With all this information, it is important to keep in mind that COVID-19 infection could contribute to aggravate pre-existing diseases in these structures that already maintained a previous inflammatory state, such as hypertensive retinopathy, diabetic retinopathy, age-related macular degeneration. Similarly, the alteration of vascular flow to the optic nerve generates the possibility of glaucoma progression, as well as other neurodegenerative affectations, and to evaluate the microvasculature as a non-invasive alternative for the prognosis of the underlying pathologies. Although it is also important to mention that there are other studies that do not report alterations in the retina and optic nerve secondary to COVID-19 infection, so more studies and evidence are needed to help us support these findings.

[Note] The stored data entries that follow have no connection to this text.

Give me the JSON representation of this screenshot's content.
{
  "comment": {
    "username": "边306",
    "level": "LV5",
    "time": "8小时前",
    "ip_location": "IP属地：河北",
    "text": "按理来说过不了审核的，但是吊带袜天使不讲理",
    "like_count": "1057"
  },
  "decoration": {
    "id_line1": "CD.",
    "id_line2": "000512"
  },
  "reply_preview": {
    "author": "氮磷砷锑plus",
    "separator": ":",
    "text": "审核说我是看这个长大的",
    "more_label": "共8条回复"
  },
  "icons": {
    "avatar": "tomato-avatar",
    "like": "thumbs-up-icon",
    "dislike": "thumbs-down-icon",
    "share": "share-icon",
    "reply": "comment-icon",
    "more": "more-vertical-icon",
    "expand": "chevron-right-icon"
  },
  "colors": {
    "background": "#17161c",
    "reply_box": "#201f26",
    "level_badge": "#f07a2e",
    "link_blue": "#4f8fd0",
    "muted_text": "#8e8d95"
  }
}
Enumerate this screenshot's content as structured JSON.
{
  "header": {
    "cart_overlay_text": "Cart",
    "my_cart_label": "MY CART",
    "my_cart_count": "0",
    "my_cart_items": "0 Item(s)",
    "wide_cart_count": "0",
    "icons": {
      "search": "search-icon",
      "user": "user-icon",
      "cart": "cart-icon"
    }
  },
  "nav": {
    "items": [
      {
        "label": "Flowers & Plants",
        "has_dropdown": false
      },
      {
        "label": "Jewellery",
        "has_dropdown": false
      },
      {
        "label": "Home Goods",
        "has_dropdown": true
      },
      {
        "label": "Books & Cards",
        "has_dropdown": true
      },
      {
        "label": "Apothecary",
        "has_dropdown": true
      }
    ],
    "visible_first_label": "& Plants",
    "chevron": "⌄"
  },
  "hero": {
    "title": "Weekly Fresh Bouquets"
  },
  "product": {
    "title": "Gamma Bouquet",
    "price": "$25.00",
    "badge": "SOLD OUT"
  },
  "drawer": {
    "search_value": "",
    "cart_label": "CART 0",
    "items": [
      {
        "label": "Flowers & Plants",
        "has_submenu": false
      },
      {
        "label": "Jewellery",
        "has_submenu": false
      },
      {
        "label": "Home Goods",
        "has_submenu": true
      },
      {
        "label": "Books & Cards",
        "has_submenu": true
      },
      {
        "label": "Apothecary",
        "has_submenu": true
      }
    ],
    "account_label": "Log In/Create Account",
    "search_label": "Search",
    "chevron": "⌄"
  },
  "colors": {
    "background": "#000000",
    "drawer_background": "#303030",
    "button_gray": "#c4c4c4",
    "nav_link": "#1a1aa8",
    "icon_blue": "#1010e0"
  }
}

With the analysis of the existing evidence at the time of this review, it could be recommended that it is important in patient assessment to know the time elapsed since the diagnosis of SARS-CoV-2 infection to guide towards the presence of inflammatory signs or sequelae secondary to the infection.
Conclusions
After analysing the scientific information obtained, the importance of conducting a detailed anamnesis prior to the evaluation of a patient, inquiring about a history of COVID infection is highlighted, as this factor could be considered as a possible cause of the evolution or progression of an underlying ophthalmological pathology or a poor response to an administered treatment. In addition, the time elapsed since the infection should be analysed to confirm the ophthalmological findings obtained in the physical examination or complementary examinations. Consequently, this review allows us to establish strategies for prevention and timely management of possible alterations that may develop into sequelae, by optimising their treatment through close monitoring and follow-up of the patient.